Hope you all had a wonderful holidays and we wish you all the best for 2012.
Julia had a good holidays and remained well......thank god. It was confirmed over the holidays that Julia will need a minimum of 4 cycles of CTL therapy in NY. We are leaving for cycle 2 on January 11. And will need to go back in Feb, Mar, and April. NY doctors will not know if the therapy is working until just before the 3rd cycle. They have started growing Julia's own cells and hope they will be ready by cycle 4. I am having a very hard time knowing we have to keep going back to NY since I did not do well there. Anthony is devastated that we will be leaving again and life just seems really all over the place right now. Impossible to have routine, stability, or any type of normalcy right now for all of us. Including for my parents who are at our beck and call trying to help both me and the kids right now. They were suppose to be in Florida enjoying their time and because of the situation are unable to go.....I feel horrible. In the past 5.5 years I have been under an enormous amount of stress and always managed to hold it together just fine. Something about being in NY triggered something for me and to be honest I am having a very hard time coping right now. I'm trying to figure out what it is but just don't know what it is. It may just be the whole situation and the extreme exhaustion catching up to me. I only hope that I start feeling better and coping better some time very soon.
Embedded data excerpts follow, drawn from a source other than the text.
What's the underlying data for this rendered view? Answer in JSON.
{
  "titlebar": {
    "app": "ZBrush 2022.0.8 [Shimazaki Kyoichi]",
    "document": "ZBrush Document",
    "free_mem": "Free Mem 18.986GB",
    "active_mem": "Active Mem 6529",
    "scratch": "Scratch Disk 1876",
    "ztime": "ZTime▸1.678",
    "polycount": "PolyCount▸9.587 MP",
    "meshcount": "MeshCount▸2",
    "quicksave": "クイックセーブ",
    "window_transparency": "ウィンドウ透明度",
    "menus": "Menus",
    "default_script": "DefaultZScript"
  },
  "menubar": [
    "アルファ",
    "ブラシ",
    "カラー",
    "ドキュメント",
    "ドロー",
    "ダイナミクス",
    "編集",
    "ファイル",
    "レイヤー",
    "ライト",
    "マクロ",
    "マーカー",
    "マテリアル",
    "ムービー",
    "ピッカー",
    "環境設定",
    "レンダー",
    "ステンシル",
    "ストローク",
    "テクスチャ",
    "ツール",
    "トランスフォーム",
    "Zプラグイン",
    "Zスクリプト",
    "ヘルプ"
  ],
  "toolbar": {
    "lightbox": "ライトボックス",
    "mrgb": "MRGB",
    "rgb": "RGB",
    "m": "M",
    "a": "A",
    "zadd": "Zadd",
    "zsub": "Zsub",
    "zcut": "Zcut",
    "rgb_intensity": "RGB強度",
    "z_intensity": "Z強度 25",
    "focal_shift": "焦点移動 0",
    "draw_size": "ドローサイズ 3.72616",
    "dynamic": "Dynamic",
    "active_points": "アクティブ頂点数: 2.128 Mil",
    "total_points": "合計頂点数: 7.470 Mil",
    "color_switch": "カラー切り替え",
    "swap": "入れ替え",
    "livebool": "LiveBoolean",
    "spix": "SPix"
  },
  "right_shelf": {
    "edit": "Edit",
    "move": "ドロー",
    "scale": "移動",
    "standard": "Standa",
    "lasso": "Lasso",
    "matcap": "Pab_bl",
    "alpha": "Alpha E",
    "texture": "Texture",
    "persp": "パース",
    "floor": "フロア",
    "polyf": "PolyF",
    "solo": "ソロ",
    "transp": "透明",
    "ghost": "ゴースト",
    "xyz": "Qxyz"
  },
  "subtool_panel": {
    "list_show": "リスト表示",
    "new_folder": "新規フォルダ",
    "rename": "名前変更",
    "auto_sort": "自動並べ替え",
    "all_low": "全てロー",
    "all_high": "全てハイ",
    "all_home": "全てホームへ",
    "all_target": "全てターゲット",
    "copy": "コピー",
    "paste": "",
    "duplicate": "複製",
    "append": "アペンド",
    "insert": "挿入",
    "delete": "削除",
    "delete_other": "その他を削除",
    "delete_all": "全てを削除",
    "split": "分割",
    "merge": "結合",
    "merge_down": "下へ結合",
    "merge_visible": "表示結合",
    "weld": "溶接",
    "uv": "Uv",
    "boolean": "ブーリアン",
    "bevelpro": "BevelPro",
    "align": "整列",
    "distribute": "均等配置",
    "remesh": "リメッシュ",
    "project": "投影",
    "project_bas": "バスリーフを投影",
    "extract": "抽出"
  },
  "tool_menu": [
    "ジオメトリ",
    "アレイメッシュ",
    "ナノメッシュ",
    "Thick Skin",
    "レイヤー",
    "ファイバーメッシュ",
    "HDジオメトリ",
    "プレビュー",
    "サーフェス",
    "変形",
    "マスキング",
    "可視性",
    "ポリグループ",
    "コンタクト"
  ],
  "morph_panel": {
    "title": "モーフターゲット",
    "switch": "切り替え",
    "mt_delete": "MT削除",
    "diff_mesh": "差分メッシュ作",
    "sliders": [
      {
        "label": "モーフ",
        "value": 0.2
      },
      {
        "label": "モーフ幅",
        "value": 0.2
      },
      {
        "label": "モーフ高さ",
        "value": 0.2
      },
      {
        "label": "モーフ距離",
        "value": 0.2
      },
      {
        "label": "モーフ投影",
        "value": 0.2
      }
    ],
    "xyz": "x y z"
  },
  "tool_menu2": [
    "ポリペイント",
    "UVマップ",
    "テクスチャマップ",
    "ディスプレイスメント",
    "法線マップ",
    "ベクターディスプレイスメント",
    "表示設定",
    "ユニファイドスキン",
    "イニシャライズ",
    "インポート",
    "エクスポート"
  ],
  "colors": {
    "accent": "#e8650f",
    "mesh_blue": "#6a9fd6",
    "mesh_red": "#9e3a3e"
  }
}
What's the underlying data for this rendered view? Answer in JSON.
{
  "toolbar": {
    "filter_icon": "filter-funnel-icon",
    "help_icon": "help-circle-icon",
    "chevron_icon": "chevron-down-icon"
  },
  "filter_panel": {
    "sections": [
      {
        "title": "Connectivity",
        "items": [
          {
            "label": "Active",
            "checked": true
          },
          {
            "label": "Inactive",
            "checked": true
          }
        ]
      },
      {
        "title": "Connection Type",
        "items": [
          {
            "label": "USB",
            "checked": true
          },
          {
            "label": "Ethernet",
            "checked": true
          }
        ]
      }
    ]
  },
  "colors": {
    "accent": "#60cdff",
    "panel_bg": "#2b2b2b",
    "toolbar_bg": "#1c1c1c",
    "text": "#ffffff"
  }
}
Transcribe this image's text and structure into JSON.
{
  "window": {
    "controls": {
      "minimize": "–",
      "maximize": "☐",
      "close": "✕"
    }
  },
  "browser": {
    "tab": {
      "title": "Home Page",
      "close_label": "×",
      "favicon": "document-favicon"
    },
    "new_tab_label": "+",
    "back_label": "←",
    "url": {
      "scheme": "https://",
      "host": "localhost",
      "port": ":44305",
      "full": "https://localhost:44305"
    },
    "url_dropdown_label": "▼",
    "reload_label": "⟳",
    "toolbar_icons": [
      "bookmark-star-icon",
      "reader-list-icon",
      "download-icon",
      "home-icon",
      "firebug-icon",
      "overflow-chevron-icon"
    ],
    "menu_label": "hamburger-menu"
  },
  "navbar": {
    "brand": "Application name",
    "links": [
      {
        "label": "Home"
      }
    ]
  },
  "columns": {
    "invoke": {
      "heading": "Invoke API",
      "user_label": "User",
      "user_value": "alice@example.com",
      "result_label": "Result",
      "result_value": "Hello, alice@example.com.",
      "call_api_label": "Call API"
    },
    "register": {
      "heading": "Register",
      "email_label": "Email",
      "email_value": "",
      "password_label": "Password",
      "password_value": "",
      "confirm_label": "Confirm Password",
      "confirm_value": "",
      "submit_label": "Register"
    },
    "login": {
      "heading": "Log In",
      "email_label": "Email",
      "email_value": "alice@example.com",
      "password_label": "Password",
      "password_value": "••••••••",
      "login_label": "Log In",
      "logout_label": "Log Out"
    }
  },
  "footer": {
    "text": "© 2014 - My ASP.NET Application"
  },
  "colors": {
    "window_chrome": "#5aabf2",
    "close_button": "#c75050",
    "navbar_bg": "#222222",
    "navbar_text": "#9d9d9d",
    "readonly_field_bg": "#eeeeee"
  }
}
To all my dear friends, I apologize for not being in touch and I know your all very worried about me but right now I need to work through this and get strong for Julia's sake. And most times I just can't talk about things anymore. Please know that I love you all and appreciate your concern but I will be fine once I take some time for me.
I will keep you all posted on how Julia does with cycle 2 in NY. Please pray for an uneventful trip to NY and a quick return home.